Associations of Leukocyte mtDNA-CN z Scores With TC Risk
In the discovery set from Hubei Province, central China, mtDNA-CN z scores in TC patients were significantly higher than those in controls (Figure 1A). After adjusting for covariates, each 1 standard deviation (SD) increase in mtDNA-CN z scores was associated with a 48% (95%CI, 1.15–1.91; P = 0.002) increased risk of TC. This association was further replicated in a larger cohort from Henan Province, northern China (Figure 1B). In this validation set, the ORs for the association of continuous mtDNA-CN z scores with TC risk were 1.44 (95%CI, 1.20–1.72; P < 0.001) in the crude model, and 1.42 (95%CI, 1.18–1.71; P < 0.001) in the multivariable-adjusted model. Then, to fully increase statistical power, we performed a meta-analysis of two sets, which identified a 43% (95%CI, 1.23–1.66; P < 0.001) increase in TC risk per 1-SD increment in mtDNA-CN z scores (Table 2). Assuming an OR of 1.43, the entire population could provide a statistical power of 81.4% (α = 0.05) to clarify the association. When investigating mtDNA-CN as an ordinary variable, the risk of developing TC increased significantly across the tertiles of mtDNA-CN (Ptrend < 0.001). Of note, participants in the top tertile of mtDNA-CN had a 2.10-fold (95%CI, 1.48–3.00; P < 0.001) increased risk of TC, compared with those in the bottom tertile of mtDNA-CN. Consistent with the results of logistic regression, the restricted cubic spline showed that the odds of developing TC increased with mtDNA-CN z scores (Poverall < 0.001, Pnon−linear = 0.562, Figure 1C), suggesting a linear dose-response association between mtDNA-CN and TC risk.

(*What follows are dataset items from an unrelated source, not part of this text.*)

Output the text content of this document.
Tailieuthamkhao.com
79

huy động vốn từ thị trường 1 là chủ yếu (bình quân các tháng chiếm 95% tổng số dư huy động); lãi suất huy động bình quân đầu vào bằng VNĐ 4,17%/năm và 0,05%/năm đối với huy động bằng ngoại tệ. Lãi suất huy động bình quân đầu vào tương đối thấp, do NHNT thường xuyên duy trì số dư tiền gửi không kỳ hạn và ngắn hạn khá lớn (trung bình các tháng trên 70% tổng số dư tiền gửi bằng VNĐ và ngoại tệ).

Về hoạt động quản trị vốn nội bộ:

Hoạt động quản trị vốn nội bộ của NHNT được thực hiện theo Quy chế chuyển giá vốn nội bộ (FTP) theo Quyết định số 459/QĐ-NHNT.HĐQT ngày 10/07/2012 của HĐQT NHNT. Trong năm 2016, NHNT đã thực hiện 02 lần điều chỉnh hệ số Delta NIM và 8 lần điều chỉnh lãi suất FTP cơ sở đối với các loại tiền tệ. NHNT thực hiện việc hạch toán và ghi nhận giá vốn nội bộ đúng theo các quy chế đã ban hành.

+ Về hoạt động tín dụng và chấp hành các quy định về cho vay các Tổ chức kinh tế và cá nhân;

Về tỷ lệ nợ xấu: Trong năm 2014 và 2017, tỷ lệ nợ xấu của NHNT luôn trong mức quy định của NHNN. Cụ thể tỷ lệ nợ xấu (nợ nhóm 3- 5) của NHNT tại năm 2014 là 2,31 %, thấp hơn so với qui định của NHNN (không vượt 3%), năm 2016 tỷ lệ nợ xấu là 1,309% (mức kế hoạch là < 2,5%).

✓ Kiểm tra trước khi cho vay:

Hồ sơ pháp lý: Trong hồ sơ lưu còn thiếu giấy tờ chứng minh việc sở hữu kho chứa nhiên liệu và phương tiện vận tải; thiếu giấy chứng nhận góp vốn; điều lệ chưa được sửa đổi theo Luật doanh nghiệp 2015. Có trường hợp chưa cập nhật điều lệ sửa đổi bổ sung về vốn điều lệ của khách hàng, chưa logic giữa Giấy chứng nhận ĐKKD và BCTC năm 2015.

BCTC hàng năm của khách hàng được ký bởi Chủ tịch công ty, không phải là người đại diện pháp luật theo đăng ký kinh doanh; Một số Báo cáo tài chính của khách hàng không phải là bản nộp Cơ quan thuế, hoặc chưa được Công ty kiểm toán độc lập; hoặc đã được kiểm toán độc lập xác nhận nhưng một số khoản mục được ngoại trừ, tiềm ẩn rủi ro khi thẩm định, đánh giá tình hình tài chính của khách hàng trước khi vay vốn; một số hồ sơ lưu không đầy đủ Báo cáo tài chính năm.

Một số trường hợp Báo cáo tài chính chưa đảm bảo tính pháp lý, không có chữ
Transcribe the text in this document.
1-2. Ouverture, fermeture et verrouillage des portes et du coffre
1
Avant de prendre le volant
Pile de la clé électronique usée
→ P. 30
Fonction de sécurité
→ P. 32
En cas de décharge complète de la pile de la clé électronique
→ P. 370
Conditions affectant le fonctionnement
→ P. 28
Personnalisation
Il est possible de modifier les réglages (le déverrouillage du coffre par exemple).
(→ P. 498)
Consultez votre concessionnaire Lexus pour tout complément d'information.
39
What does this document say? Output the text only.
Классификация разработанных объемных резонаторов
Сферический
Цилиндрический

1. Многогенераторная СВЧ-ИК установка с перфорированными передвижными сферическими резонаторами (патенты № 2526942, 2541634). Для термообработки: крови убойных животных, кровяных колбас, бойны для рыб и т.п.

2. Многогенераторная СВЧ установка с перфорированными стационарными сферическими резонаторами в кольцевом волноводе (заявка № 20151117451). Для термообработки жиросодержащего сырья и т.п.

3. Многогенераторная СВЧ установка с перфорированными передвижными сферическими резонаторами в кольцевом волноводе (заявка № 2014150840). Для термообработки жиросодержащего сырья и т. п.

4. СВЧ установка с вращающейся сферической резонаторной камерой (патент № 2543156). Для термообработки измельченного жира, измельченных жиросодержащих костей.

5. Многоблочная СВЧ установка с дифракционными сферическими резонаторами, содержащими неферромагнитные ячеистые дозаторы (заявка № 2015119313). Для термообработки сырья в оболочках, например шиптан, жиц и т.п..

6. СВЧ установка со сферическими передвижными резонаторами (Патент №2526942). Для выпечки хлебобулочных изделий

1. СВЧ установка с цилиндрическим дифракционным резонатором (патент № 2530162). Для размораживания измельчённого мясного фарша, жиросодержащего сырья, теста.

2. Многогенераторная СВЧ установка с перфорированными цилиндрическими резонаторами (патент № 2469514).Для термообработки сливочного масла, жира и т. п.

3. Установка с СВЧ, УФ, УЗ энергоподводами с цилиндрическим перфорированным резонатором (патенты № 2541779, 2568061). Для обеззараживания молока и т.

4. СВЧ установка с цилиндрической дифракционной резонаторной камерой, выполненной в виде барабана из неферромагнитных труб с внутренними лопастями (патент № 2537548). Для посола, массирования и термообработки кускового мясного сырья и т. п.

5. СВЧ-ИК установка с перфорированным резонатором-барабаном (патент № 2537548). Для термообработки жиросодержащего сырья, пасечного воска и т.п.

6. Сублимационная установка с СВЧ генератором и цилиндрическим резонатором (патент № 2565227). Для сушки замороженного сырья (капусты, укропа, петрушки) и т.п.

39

Figure 1. Risk assessment of leukocyte mtDNA-CN z scores in CC. (A) The difference in leukocyte mtDNA-CN z scores between cases and controls in the discovery set; (B) The difference in leukocyte mtDNA-CN z scores between cases and controls in the validation set; (C) Restricted cubic spline for assessing the shape of the association between leukocyte mtDNA-CN z scores and TC risk in the combined set. In, restricted cubic spline, four knots were set at 5th, 35th, 65th, and 95th percentiles of mtDNA-CN z scores. The red line represented the ORs corresponding to the different z scores of mtDNA-CN. The blue dotted line represented the 95%CIs of the ORs. ORs and P-values adjusted for age, sex, BMI, smoking habit, alcohol drinking habit, and history of DM.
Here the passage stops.